Majjhima Nikaya 103

Kinti Sutta

¿Qué pensáis acerca de mi?

Esto he escuchado : En una ocasión, el Bienaventurado estaba morando en Kusinara en la Arboleda de las Ofrendas. Estando ahí, se dirigió a los monjes con estas palabras: “Monjes.”—"Sí, venerable señor”, respondieron los monjes y el Bienaventurado continuó:

“¿Qué penáis acerca de mí, monjes? ¿Enseña el asceta Gotama el Dhamma por el hábito? O, ¿Enseña el asceta Gotama el Dhamma por la comida de las limosnas? O, ¿Enseña el asceta Gotama el Dhamma por el lugar de alojamiento? O, ¿Enseña el asceta Gotama el Dhamma por el mejor estado de los seres?”

“Venerable señor, nosotros no pensamos acerca del Bienaventurado que ‘el asceta Gotama enseñe el Dhamma por el hábito, ni que el asceta Gotama enseñe el Dhamma por la comida de las limosnas, ni que el asceta Gotama enseñe el Dhamma por el lugar de alojamiento, ni que el asceta Gotama enseñe el Dhamma por el mejor estado de los seres.’"
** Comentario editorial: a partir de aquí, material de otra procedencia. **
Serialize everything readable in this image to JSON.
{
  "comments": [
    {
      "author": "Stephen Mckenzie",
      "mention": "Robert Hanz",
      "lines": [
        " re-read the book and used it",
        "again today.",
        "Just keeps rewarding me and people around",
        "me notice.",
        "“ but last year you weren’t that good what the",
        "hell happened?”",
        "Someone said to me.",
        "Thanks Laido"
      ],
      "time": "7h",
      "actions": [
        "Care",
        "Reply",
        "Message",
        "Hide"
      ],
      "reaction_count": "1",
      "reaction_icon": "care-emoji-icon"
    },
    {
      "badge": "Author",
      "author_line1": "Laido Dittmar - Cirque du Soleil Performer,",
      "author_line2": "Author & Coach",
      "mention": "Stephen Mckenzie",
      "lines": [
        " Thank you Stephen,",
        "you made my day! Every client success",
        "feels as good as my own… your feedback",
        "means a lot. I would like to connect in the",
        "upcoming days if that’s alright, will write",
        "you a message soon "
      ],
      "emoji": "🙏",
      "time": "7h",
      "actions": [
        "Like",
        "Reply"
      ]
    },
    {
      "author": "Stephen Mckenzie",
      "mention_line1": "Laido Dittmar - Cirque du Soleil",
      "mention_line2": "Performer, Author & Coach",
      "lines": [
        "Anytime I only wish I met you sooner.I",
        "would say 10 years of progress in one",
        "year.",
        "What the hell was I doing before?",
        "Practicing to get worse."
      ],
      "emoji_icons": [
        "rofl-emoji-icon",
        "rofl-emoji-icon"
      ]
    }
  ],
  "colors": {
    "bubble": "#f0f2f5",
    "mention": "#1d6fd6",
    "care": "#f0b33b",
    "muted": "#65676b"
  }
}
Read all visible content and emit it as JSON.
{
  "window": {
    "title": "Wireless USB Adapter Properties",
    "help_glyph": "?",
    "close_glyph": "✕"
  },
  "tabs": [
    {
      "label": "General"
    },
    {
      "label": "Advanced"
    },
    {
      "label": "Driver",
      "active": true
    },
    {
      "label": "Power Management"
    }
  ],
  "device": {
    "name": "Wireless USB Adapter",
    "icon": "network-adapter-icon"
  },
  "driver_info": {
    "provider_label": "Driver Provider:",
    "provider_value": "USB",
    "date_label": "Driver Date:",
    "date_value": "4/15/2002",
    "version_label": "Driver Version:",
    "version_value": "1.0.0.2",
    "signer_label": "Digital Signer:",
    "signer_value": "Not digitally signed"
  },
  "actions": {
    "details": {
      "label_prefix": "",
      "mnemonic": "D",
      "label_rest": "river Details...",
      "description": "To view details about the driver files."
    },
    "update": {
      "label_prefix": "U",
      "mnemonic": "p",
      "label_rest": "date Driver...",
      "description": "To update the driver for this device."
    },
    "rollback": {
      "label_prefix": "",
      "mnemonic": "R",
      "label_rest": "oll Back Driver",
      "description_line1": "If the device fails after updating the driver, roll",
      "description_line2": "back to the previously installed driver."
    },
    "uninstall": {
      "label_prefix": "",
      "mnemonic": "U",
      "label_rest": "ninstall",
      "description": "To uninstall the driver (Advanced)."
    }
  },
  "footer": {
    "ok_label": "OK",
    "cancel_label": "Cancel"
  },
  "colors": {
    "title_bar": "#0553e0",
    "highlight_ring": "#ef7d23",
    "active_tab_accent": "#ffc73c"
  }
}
“De modo que, monjes, no pensáis acerca de mi que ‘el asceta Gotama enseñe el Dhamma por el hábito… ni que el asceta Gotama enseñe el Dhamma por el mejor estado de los seres.’ Entonces, monjes, ¿qué pensáis acerca de mí?”

“Venerable señor, esto es lo que pensamos acerca del Bienaventurado: ‘el Bienaventurado es compasivo y busca nuestro bienestar. Él enseña el Dhamma por causa de su compasión’”.

“Realmente, monjes, pensáis esto de mi: ‘el Bienaventurado es compasivo y busca nuestro bienestar. Él enseña el Dhamma por causa de su compasión’.

“Así que, monjes, estas son las cosas que os he enseñado al haberlas conocido directamente: los cuatro fundamentos de la atención consciente, las cuatro clases del recto esfuerzo, las cuatro bases del poder espiritual, las cinco facultades, los cinco poderes, los siete factores del despertar y el Noble Óctuple Sendero. En estas cosas, monjes, deberíais entrenaros en concordia, con mutuo aprecio y sin disputas.

“Mientras os entrenáis, monjes, en concordia, con mutuo aprecio y sin disputas, dos monjes podrían tener diferentes aserciones acerca del Dhamma elevado .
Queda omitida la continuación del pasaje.